O presidente Donald Trump revelou que os Houthis do Iêmen solicitaram aos Estados Unidos que se abstivessem de intervir no conflito crescente com a Arábia Saudita. Tal solicitação, se atendida ou ignorada, pode sinalizar uma escalada do conflito, potencialmente afetando a produção e o transporte de petróleo na região do Golfo, elevando o prêmio de risco geopolítico sobre os preços da commodity. Isso pressionaria para cima os preços do Brent e WTI, beneficiando exportadores de petróleo como a Petrobras e Exxon Mobil, enquanto prejudicaria aéreas como Azul devido ao aumento dos custos de combustível. Para o Brasil, a valorização do petróleo tende a fortalecer a receita das empresas do setor e pode gerar pressão inflacionária, influenciando as expectativas para a Selic e o câmbio. Historicamente, conflitos no Oriente Médio, como a Guerra do Golfo de 1990-1991, resultaram em picos significativos nos preços do petróleo, com o Brent subindo mais de 100% em poucos meses, e posterior correção após a resolução. O próximo gatilho a monitorar será qualquer pronunciamento oficial do governo dos EUA sobre sua postura em relação ao conflito ou a ocorrência de novos ataques a infraestruturas petrolíferas.
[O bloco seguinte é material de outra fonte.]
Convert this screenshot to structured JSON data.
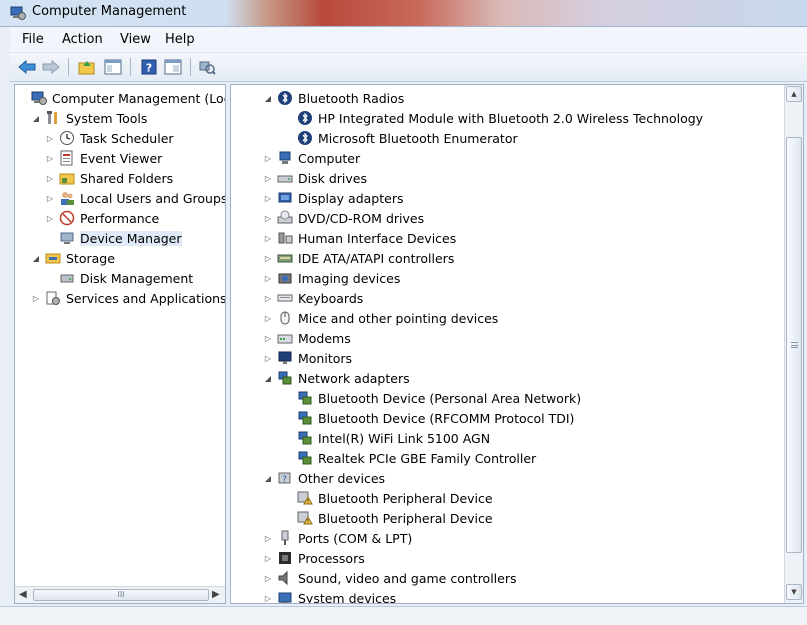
{
  "window": {
    "title": "Computer Management"
  },
  "menu": [
    "File",
    "Action",
    "View",
    "Help"
  ],
  "left_tree": [
    {
      "label": "Computer Management (Local",
      "icon": "computer-management-icon",
      "level": 0,
      "expander": "",
      "selected": false
    },
    {
      "label": "System Tools",
      "icon": "system-tools-icon",
      "level": 1,
      "expander": "expanded",
      "selected": false
    },
    {
      "label": "Task Scheduler",
      "icon": "clock-icon",
      "level": 2,
      "expander": "collapsed",
      "selected": false
    },
    {
      "label": "Event Viewer",
      "icon": "event-viewer-icon",
      "level": 2,
      "expander": "collapsed",
      "selected": false
    },
    {
      "label": "Shared Folders",
      "icon": "shared-folders-icon",
      "level": 2,
      "expander": "collapsed",
      "selected": false
    },
    {
      "label": "Local Users and Groups",
      "icon": "users-icon",
      "level": 2,
      "expander": "collapsed",
      "selected": false
    },
    {
      "label": "Performance",
      "icon": "performance-icon",
      "level": 2,
      "expander": "collapsed",
      "selected": false
    },
    {
      "label": "Device Manager",
      "icon": "device-manager-icon",
      "level": 2,
      "expander": "",
      "selected": true
    },
    {
      "label": "Storage",
      "icon": "storage-icon",
      "level": 1,
      "expander": "expanded",
      "selected": false
    },
    {
      "label": "Disk Management",
      "icon": "disk-management-icon",
      "level": 2,
      "expander": "",
      "selected": false
    },
    {
      "label": "Services and Applications",
      "icon": "services-icon",
      "level": 1,
      "expander": "collapsed",
      "selected": false
    }
  ],
  "left_scroll": {
    "thumb_label": "III"
  },
  "devices": [
    {
      "label": "Bluetooth Radios",
      "icon": "bluetooth-icon",
      "level": 0,
      "expander": "expanded"
    },
    {
      "label": "HP Integrated Module with Bluetooth 2.0 Wireless Technology",
      "icon": "bluetooth-icon",
      "level": 1,
      "expander": ""
    },
    {
      "label": "Microsoft Bluetooth Enumerator",
      "icon": "bluetooth-icon",
      "level": 1,
      "expander": ""
    },
    {
      "label": "Computer",
      "icon": "computer-icon",
      "level": 0,
      "expander": "collapsed"
    },
    {
      "label": "Disk drives",
      "icon": "disk-drive-icon",
      "level": 0,
      "expander": "collapsed"
    },
    {
      "label": "Display adapters",
      "icon": "display-adapter-icon",
      "level": 0,
      "expander": "collapsed"
    },
    {
      "label": "DVD/CD-ROM drives",
      "icon": "dvd-drive-icon",
      "level": 0,
      "expander": "collapsed"
    },
    {
      "label": "Human Interface Devices",
      "icon": "hid-icon",
      "level": 0,
      "expander": "collapsed"
    },
    {
      "label": "IDE ATA/ATAPI controllers",
      "icon": "ide-controller-icon",
      "level": 0,
      "expander": "collapsed"
    },
    {
      "label": "Imaging devices",
      "icon": "imaging-device-icon",
      "level": 0,
      "expander": "collapsed"
    },
    {
      "label": "Keyboards",
      "icon": "keyboard-icon",
      "level": 0,
      "expander": "collapsed"
    },
    {
      "label": "Mice and other pointing devices",
      "icon": "mouse-icon",
      "level": 0,
      "expander": "collapsed"
    },
    {
      "label": "Modems",
      "icon": "modem-icon",
      "level": 0,
      "expander": "collapsed"
    },
    {
      "label": "Monitors",
      "icon": "monitor-icon",
      "level": 0,
      "expander": "collapsed"
    },
    {
      "label": "Network adapters",
      "icon": "network-adapter-icon",
      "level": 0,
      "expander": "expanded"
    },
    {
      "label": "Bluetooth Device (Personal Area Network)",
      "icon": "network-adapter-icon",
      "level": 1,
      "expander": ""
    },
    {
      "label": "Bluetooth Device (RFCOMM Protocol TDI)",
      "icon": "network-adapter-icon",
      "level": 1,
      "expander": ""
    },
    {
      "label": "Intel(R) WiFi Link 5100 AGN",
      "icon": "network-adapter-icon",
      "level": 1,
      "expander": ""
    },
    {
      "label": "Realtek PCIe GBE Family Controller",
      "icon": "network-adapter-icon",
      "level": 1,
      "expander": ""
    },
    {
      "label": "Other devices",
      "icon": "other-devices-icon",
      "level": 0,
      "expander": "expanded"
    },
    {
      "label": "Bluetooth Peripheral Device",
      "icon": "warning-device-icon",
      "level": 1,
      "expander": ""
    },
    {
      "label": "Bluetooth Peripheral Device",
      "icon": "warning-device-icon",
      "level": 1,
      "expander": ""
    },
    {
      "label": "Ports (COM & LPT)",
      "icon": "port-icon",
      "level": 0,
      "expander": "collapsed"
    },
    {
      "label": "Processors",
      "icon": "processor-icon",
      "level": 0,
      "expander": "collapsed"
    },
    {
      "label": "Sound, video and game controllers",
      "icon": "sound-icon",
      "level": 0,
      "expander": "collapsed"
    },
    {
      "label": "System devices",
      "icon": "system-device-icon",
      "level": 0,
      "expander": "collapsed"
    }
  ],
  "colors": {
    "selection": "#dfe9f7",
    "border": "#9fb2c8",
    "menubar": "#f2f5fb"
  }
}
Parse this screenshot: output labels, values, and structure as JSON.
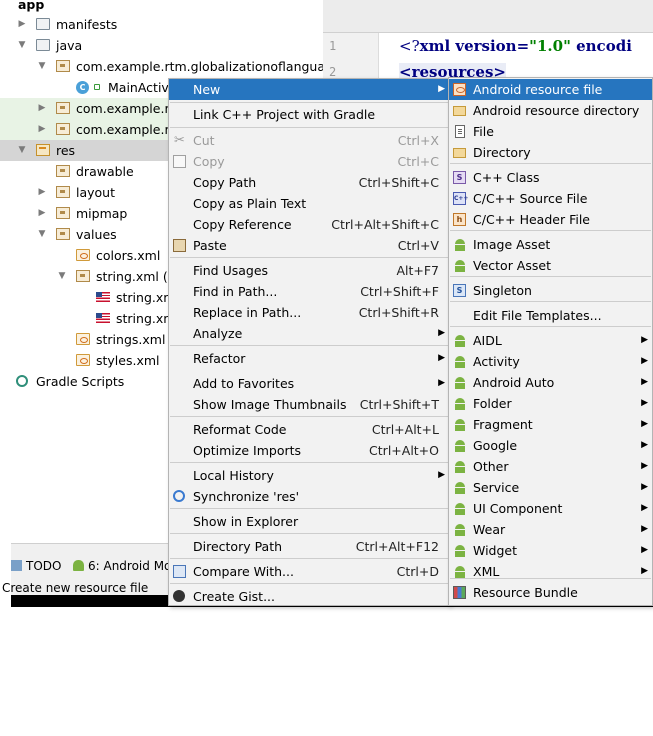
{
  "tree": {
    "items": [
      {
        "label": "app",
        "arrow": "",
        "icon": "none"
      },
      {
        "label": "manifests",
        "arrow": "▶",
        "icon": "folder"
      },
      {
        "label": "java",
        "arrow": "▼",
        "icon": "folder"
      },
      {
        "label": "com.example.rtm.globalizationoflanguage",
        "arrow": "▼",
        "icon": "package"
      },
      {
        "label": "MainActiv",
        "arrow": "",
        "icon": "class"
      },
      {
        "label": "com.example.rt",
        "arrow": "▶",
        "icon": "package"
      },
      {
        "label": "com.example.rt",
        "arrow": "▶",
        "icon": "package"
      },
      {
        "label": "res",
        "arrow": "▼",
        "icon": "res-folder"
      },
      {
        "label": "drawable",
        "arrow": "",
        "icon": "package"
      },
      {
        "label": "layout",
        "arrow": "▶",
        "icon": "package"
      },
      {
        "label": "mipmap",
        "arrow": "▶",
        "icon": "package"
      },
      {
        "label": "values",
        "arrow": "▼",
        "icon": "package"
      },
      {
        "label": "colors.xml",
        "arrow": "",
        "icon": "xml"
      },
      {
        "label": "string.xml (2",
        "arrow": "▼",
        "icon": "package"
      },
      {
        "label": "string.xm",
        "arrow": "",
        "icon": "flag"
      },
      {
        "label": "string.xm",
        "arrow": "",
        "icon": "flag"
      },
      {
        "label": "strings.xml",
        "arrow": "",
        "icon": "xml"
      },
      {
        "label": "styles.xml",
        "arrow": "",
        "icon": "xml"
      },
      {
        "label": "Gradle Scripts",
        "arrow": "",
        "icon": "gradle"
      }
    ]
  },
  "editor": {
    "line1_number": "1",
    "line2_number": "2",
    "line1_open": "<?",
    "line1_tag": "xml version=",
    "line1_value": "\"1.0\"",
    "line1_rest": " encodi",
    "line2_text": "<resources>"
  },
  "bottom": {
    "todo_label": "TODO",
    "android_monitor_label": "6: Android Mo",
    "status_text": "Create new resource file"
  },
  "context_menu": {
    "items": [
      {
        "label": "New",
        "shortcut": "",
        "submenu": true,
        "active": true,
        "disabled": false,
        "icon": ""
      },
      {
        "label": "Link C++ Project with Gradle",
        "shortcut": "",
        "submenu": false,
        "active": false,
        "disabled": false,
        "icon": ""
      },
      {
        "label": "Cut",
        "shortcut": "Ctrl+X",
        "submenu": false,
        "active": false,
        "disabled": true,
        "icon": "cut"
      },
      {
        "label": "Copy",
        "shortcut": "Ctrl+C",
        "submenu": false,
        "active": false,
        "disabled": true,
        "icon": "copy"
      },
      {
        "label": "Copy Path",
        "shortcut": "Ctrl+Shift+C",
        "submenu": false,
        "active": false,
        "disabled": false,
        "icon": ""
      },
      {
        "label": "Copy as Plain Text",
        "shortcut": "",
        "submenu": false,
        "active": false,
        "disabled": false,
        "icon": ""
      },
      {
        "label": "Copy Reference",
        "shortcut": "Ctrl+Alt+Shift+C",
        "submenu": false,
        "active": false,
        "disabled": false,
        "icon": ""
      },
      {
        "label": "Paste",
        "shortcut": "Ctrl+V",
        "submenu": false,
        "active": false,
        "disabled": false,
        "icon": "paste"
      },
      {
        "label": "Find Usages",
        "shortcut": "Alt+F7",
        "submenu": false,
        "active": false,
        "disabled": false,
        "icon": ""
      },
      {
        "label": "Find in Path...",
        "shortcut": "Ctrl+Shift+F",
        "submenu": false,
        "active": false,
        "disabled": false,
        "icon": ""
      },
      {
        "label": "Replace in Path...",
        "shortcut": "Ctrl+Shift+R",
        "submenu": false,
        "active": false,
        "disabled": false,
        "icon": ""
      },
      {
        "label": "Analyze",
        "shortcut": "",
        "submenu": true,
        "active": false,
        "disabled": false,
        "icon": ""
      },
      {
        "label": "Refactor",
        "shortcut": "",
        "submenu": true,
        "active": false,
        "disabled": false,
        "icon": ""
      },
      {
        "label": "Add to Favorites",
        "shortcut": "",
        "submenu": true,
        "active": false,
        "disabled": false,
        "icon": ""
      },
      {
        "label": "Show Image Thumbnails",
        "shortcut": "Ctrl+Shift+T",
        "submenu": false,
        "active": false,
        "disabled": false,
        "icon": ""
      },
      {
        "label": "Reformat Code",
        "shortcut": "Ctrl+Alt+L",
        "submenu": false,
        "active": false,
        "disabled": false,
        "icon": ""
      },
      {
        "label": "Optimize Imports",
        "shortcut": "Ctrl+Alt+O",
        "submenu": false,
        "active": false,
        "disabled": false,
        "icon": ""
      },
      {
        "label": "Local History",
        "shortcut": "",
        "submenu": true,
        "active": false,
        "disabled": false,
        "icon": ""
      },
      {
        "label": "Synchronize 'res'",
        "shortcut": "",
        "submenu": false,
        "active": false,
        "disabled": false,
        "icon": "sync"
      },
      {
        "label": "Show in Explorer",
        "shortcut": "",
        "submenu": false,
        "active": false,
        "disabled": false,
        "icon": ""
      },
      {
        "label": "Directory Path",
        "shortcut": "Ctrl+Alt+F12",
        "submenu": false,
        "active": false,
        "disabled": false,
        "icon": ""
      },
      {
        "label": "Compare With...",
        "shortcut": "Ctrl+D",
        "submenu": false,
        "active": false,
        "disabled": false,
        "icon": "compare"
      },
      {
        "label": "Create Gist...",
        "shortcut": "",
        "submenu": false,
        "active": false,
        "disabled": false,
        "icon": "gist"
      }
    ]
  },
  "new_submenu": {
    "items": [
      {
        "label": "Android resource file",
        "submenu": false,
        "active": true,
        "icon": "resource"
      },
      {
        "label": "Android resource directory",
        "submenu": false,
        "active": false,
        "icon": "folder"
      },
      {
        "label": "File",
        "submenu": false,
        "active": false,
        "icon": "file"
      },
      {
        "label": "Directory",
        "submenu": false,
        "active": false,
        "icon": "folder"
      },
      {
        "label": "C++ Class",
        "submenu": false,
        "active": false,
        "icon": "cpp-class"
      },
      {
        "label": "C/C++ Source File",
        "submenu": false,
        "active": false,
        "icon": "cpp-source"
      },
      {
        "label": "C/C++ Header File",
        "submenu": false,
        "active": false,
        "icon": "cpp-header"
      },
      {
        "label": "Image Asset",
        "submenu": false,
        "active": false,
        "icon": "android"
      },
      {
        "label": "Vector Asset",
        "submenu": false,
        "active": false,
        "icon": "android"
      },
      {
        "label": "Singleton",
        "submenu": false,
        "active": false,
        "icon": "singleton"
      },
      {
        "label": "Edit File Templates...",
        "submenu": false,
        "active": false,
        "icon": ""
      },
      {
        "label": "AIDL",
        "submenu": true,
        "active": false,
        "icon": "android"
      },
      {
        "label": "Activity",
        "submenu": true,
        "active": false,
        "icon": "android"
      },
      {
        "label": "Android Auto",
        "submenu": true,
        "active": false,
        "icon": "android"
      },
      {
        "label": "Folder",
        "submenu": true,
        "active": false,
        "icon": "android"
      },
      {
        "label": "Fragment",
        "submenu": true,
        "active": false,
        "icon": "android"
      },
      {
        "label": "Google",
        "submenu": true,
        "active": false,
        "icon": "android"
      },
      {
        "label": "Other",
        "submenu": true,
        "active": false,
        "icon": "android"
      },
      {
        "label": "Service",
        "submenu": true,
        "active": false,
        "icon": "android"
      },
      {
        "label": "UI Component",
        "submenu": true,
        "active": false,
        "icon": "android"
      },
      {
        "label": "Wear",
        "submenu": true,
        "active": false,
        "icon": "android"
      },
      {
        "label": "Widget",
        "submenu": true,
        "active": false,
        "icon": "android"
      },
      {
        "label": "XML",
        "submenu": true,
        "active": false,
        "icon": "android"
      },
      {
        "label": "Resource Bundle",
        "submenu": false,
        "active": false,
        "icon": "bundle"
      }
    ]
  },
  "watermark": "http://blog.csdn.net/qq_358",
  "colors": {
    "menu_highlight": "#2675bf",
    "menu_background": "#f2f2f2",
    "tree_selection": "#d5d5d5",
    "tree_highlight": "#e8f3e5"
  }
}
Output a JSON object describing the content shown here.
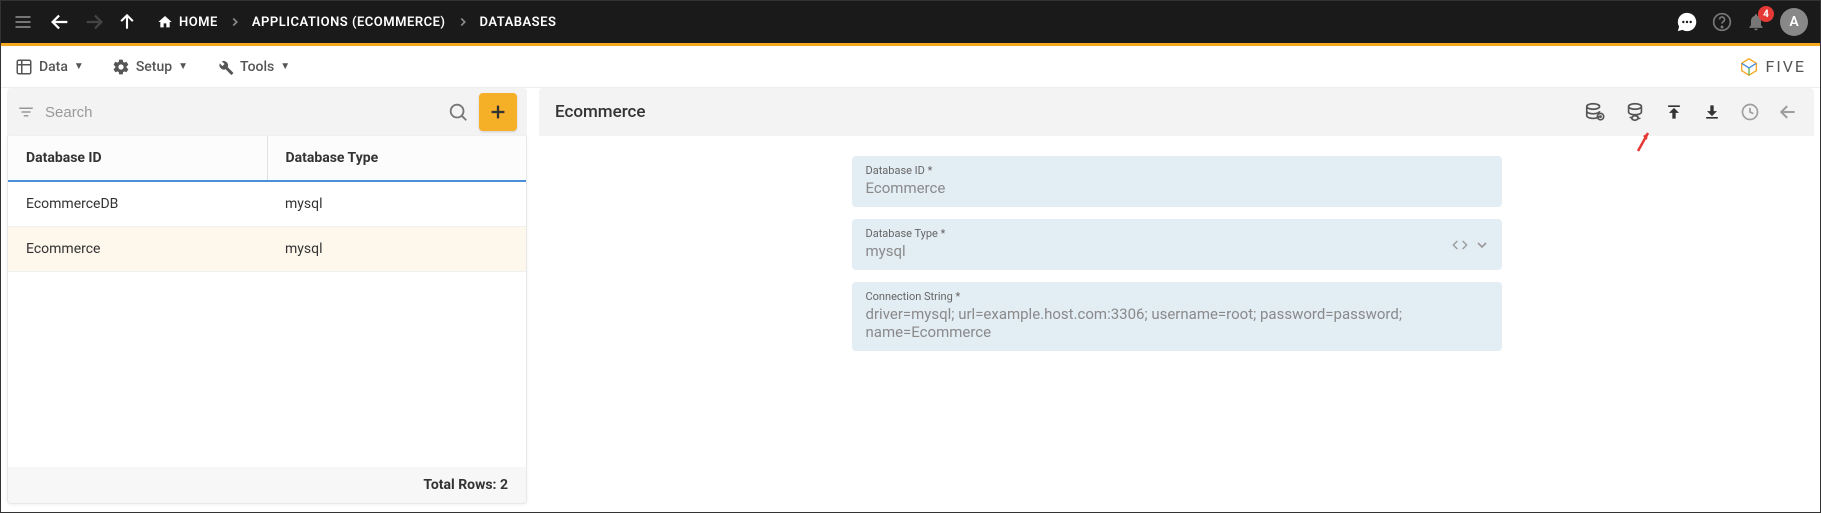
{
  "header": {
    "breadcrumbs": [
      "HOME",
      "APPLICATIONS (ECOMMERCE)",
      "DATABASES"
    ],
    "notification_count": "4",
    "avatar_letter": "A"
  },
  "menubar": {
    "items": [
      {
        "label": "Data"
      },
      {
        "label": "Setup"
      },
      {
        "label": "Tools"
      }
    ],
    "brand": "FIVE"
  },
  "list_panel": {
    "search_placeholder": "Search",
    "columns": [
      "Database ID",
      "Database Type"
    ],
    "rows": [
      {
        "id": "EcommerceDB",
        "type": "mysql",
        "selected": false
      },
      {
        "id": "Ecommerce",
        "type": "mysql",
        "selected": true
      }
    ],
    "footer": "Total Rows: 2"
  },
  "detail_panel": {
    "title": "Ecommerce",
    "fields": [
      {
        "label": "Database ID *",
        "value": "Ecommerce",
        "has_suffix": false
      },
      {
        "label": "Database Type *",
        "value": "mysql",
        "has_suffix": true
      },
      {
        "label": "Connection String *",
        "value": "driver=mysql; url=example.host.com:3306; username=root; password=password; name=Ecommerce",
        "has_suffix": false
      }
    ]
  }
}
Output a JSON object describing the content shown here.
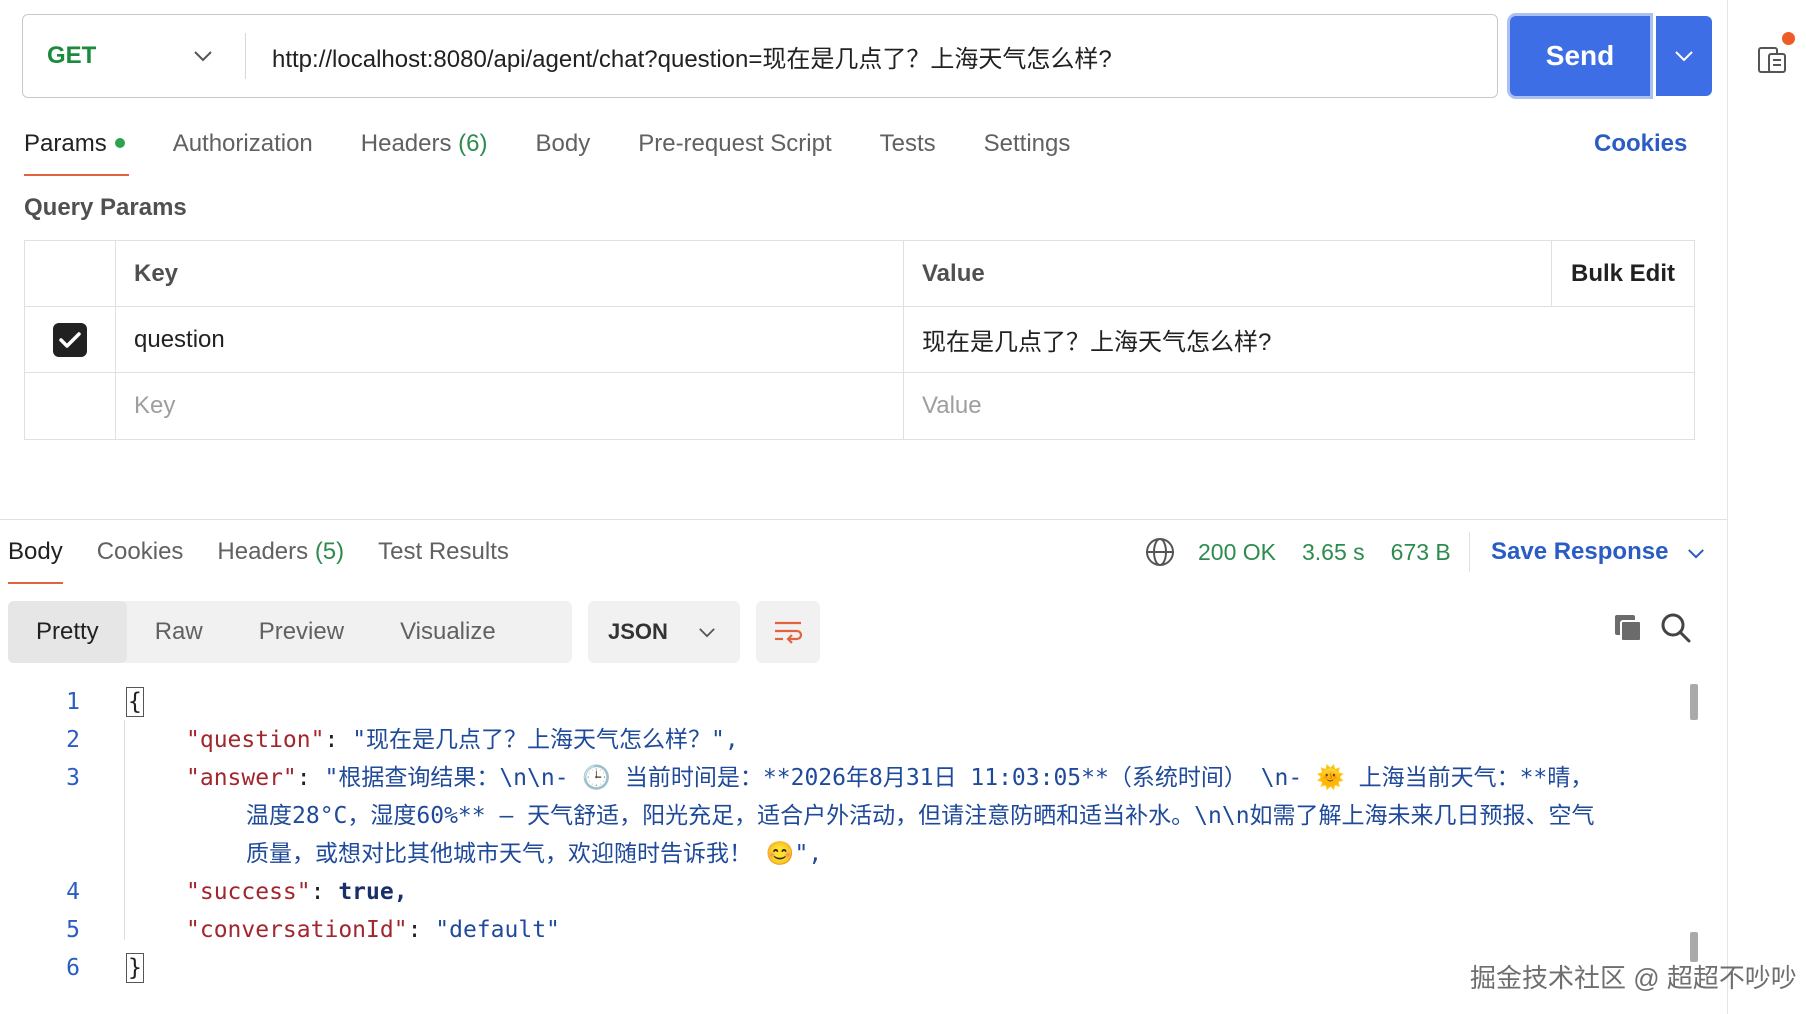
{
  "request": {
    "method": "GET",
    "url": "http://localhost:8080/api/agent/chat?question=现在是几点了？上海天气怎么样?",
    "send_label": "Send"
  },
  "request_tabs": [
    {
      "label": "Params",
      "active": true,
      "dot": true
    },
    {
      "label": "Authorization"
    },
    {
      "label": "Headers",
      "count": "(6)"
    },
    {
      "label": "Body"
    },
    {
      "label": "Pre-request Script"
    },
    {
      "label": "Tests"
    },
    {
      "label": "Settings"
    }
  ],
  "cookies_link": "Cookies",
  "query_params": {
    "title": "Query Params",
    "headers": {
      "key": "Key",
      "value": "Value",
      "bulk": "Bulk Edit"
    },
    "rows": [
      {
        "checked": true,
        "key": "question",
        "value": "现在是几点了？上海天气怎么样?"
      }
    ],
    "placeholder": {
      "key": "Key",
      "value": "Value"
    }
  },
  "response": {
    "tabs": [
      {
        "label": "Body",
        "active": true
      },
      {
        "label": "Cookies"
      },
      {
        "label": "Headers",
        "count": "(5)"
      },
      {
        "label": "Test Results"
      }
    ],
    "status": "200 OK",
    "time": "3.65 s",
    "size": "673 B",
    "save_label": "Save Response",
    "view_modes": [
      "Pretty",
      "Raw",
      "Preview",
      "Visualize"
    ],
    "format": "JSON",
    "code_lines": [
      {
        "n": "1",
        "text": "{"
      },
      {
        "n": "2",
        "key": "\"question\"",
        "value": "\"现在是几点了？上海天气怎么样？\","
      },
      {
        "n": "3",
        "key": "\"answer\"",
        "value": "\"根据查询结果：\\n\\n- 🕒 当前时间是：**2026年8月31日 11:03:05**（系统时间） \\n- 🌞 上海当前天气：**晴，",
        "cont": [
          "温度28°C，湿度60%** — 天气舒适，阳光充足，适合户外活动，但请注意防晒和适当补水。\\n\\n如需了解上海未来几日预报、空气",
          "质量，或想对比其他城市天气，欢迎随时告诉我！ 😊\","
        ]
      },
      {
        "n": "4",
        "key": "\"success\"",
        "bool": "true,"
      },
      {
        "n": "5",
        "key": "\"conversationId\"",
        "value": "\"default\""
      },
      {
        "n": "6",
        "text": "}"
      }
    ]
  },
  "watermark": "掘金技术社区 @ 超超不吵吵",
  "colors": {
    "accent": "#3e6ee6",
    "method": "#1c8a3c",
    "tab_underline": "#e2643e",
    "status": "#2e8b4e",
    "link": "#2a5dc4"
  }
}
No médio prazo, a persistência ou escalada do conflito pode manter a volatilidade nos mercados de energia, favorecendo estratégias de hedge e investimento em defesa, enquanto uma desescalada traria alívio aos custos globais.

Análise

Nas próximas 2-4 semanas, o mercado de petróleo permanecerá altamente sensível a qualquer desenvolvimento no conflito Iêmen-Arábia Saudita. Se os EUA confirmarem a não-intervenção, o Brent pode testar a resistência de $108-110, beneficiando produtores e o setor de defesa. Um gatilho para reversão seria uma declaração de cessar-fogo ou mediação internacional efetiva que alivie as tensões.